Montgomerie joked that he doesn’t much care if he uses the same 10-pence coin, which equals about 16 cents, although he rarely misplaces it.
“I don’t lose it every week,” he said. “I can’t afford that.”
Fred Funk reportedly uses a coin to mark his ball and always has the head of the U.S. president stamped on the coin facing toward the hole, as if the dead president is helping Funk line up the putt.
One fairly common superstition on the Champions Tour is to keep several coins in the front pockets. Joe Durant marks his ball with larger coins the farther away he is from the hole and smaller coins for closer putts. Watson said he’s not very superstitious, but for as long as he’s been playing he’s kept exactly three coins in a front pocket.
“I keep three coins in my pocket because I don’t want to go searching for one coin and a bunch of tees in my pocket,” Watson said. “That’s my superstition, three coins, three different sizes – a quarter, a nickel and a penny, or a quarter, a dime and a penny. It doesn’t really matter, but it’s three different sizes so I can feel them in my pocket.”

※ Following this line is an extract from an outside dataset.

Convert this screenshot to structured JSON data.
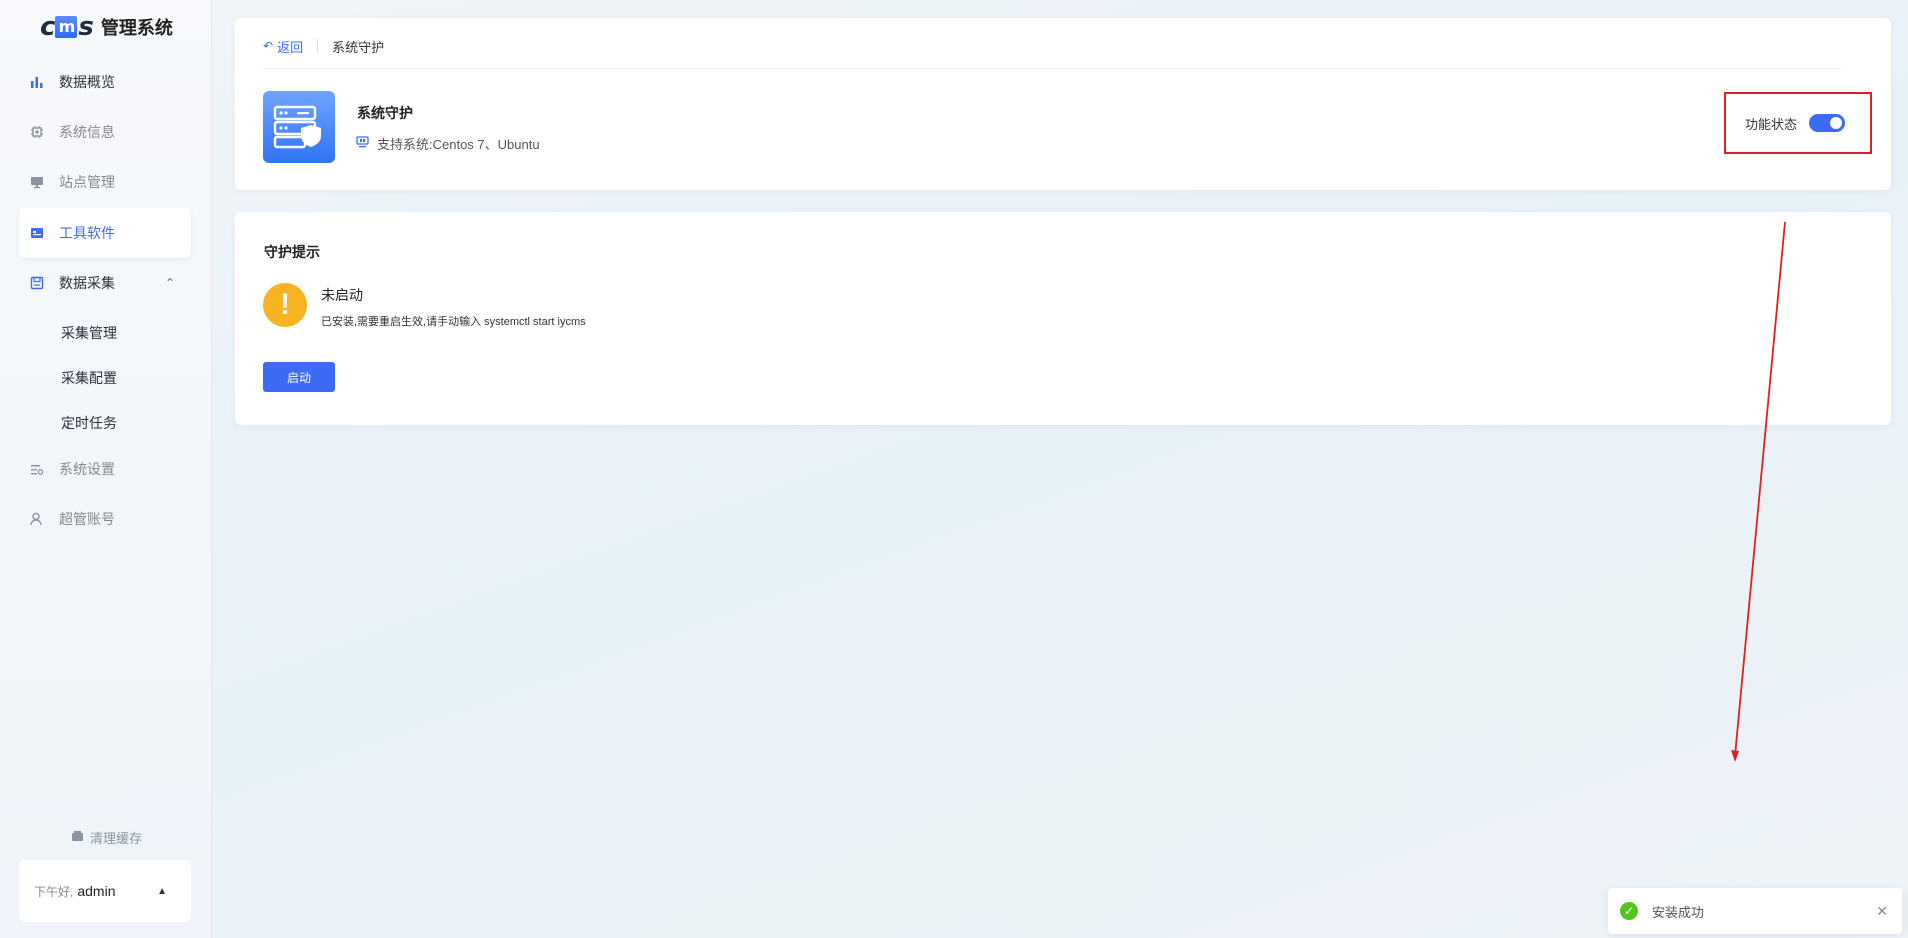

Montgomerie uses only one coin, but that’s not his only superstition. Battery power be damned because Monty happily continued the rundown on his psychological peculiarities.
“My left sock goes on first and right sock goes on last,” he said. “And I never, ever use any tee that’s not white because yellow and red mark water hazards. I know white’s out of bounds, but I can usually keep it within the boundary of the course.”
Many people wear tattoos of their favorite rock band or pro sports team. But Scott Whittaker, a huge golf fan, put logos of Augusta National and Pebble Beach Golf Links on his legs.
“I’m a big Jack Nicklaus fan, and when he won the Masters at Augusta in 1986, I got the tattoo on (the side of) my lower leg,” said Whittaker, 59, of Reno. “I got the Pebble Beach tatt around the same time.”
Scott Whittaker, a huge golf fan, put logos of Augusta National and Pebble Beach Golf Links on his legs.
Whittaker said he’s played Pebble Beach and, like 99.9 percent of all golfers, would love to play Augusta National.
“One tattoo is reality, and the other is fantasy,” he said.
Whittaker could be mistaken for Corey Pavin’s twin brother. Whittaker took a picture with the current Champions Tour player 20 years ago at the Pebble Beach Pro-Am when each sported a thick, dark mustache. Whittaker saw Pavin again Wednesday during a practice round and took another photo with him. Neither looked much older than in the first shot. But both have ditched the mustache.
Galleries during Thursday’s first round were boisterous after great shots and quiet and respectful of the players’ concentration.
But a small plane kept circling low over the course in the morning, distracting several players.
And while Funk, Rocco Mediate and John Cook were on the fifth tee, a truck driver on Watt Avenue felt the need to wail on his horn for longer than seemed necessary.
Luckily, none of the players was taking a backswing at the time.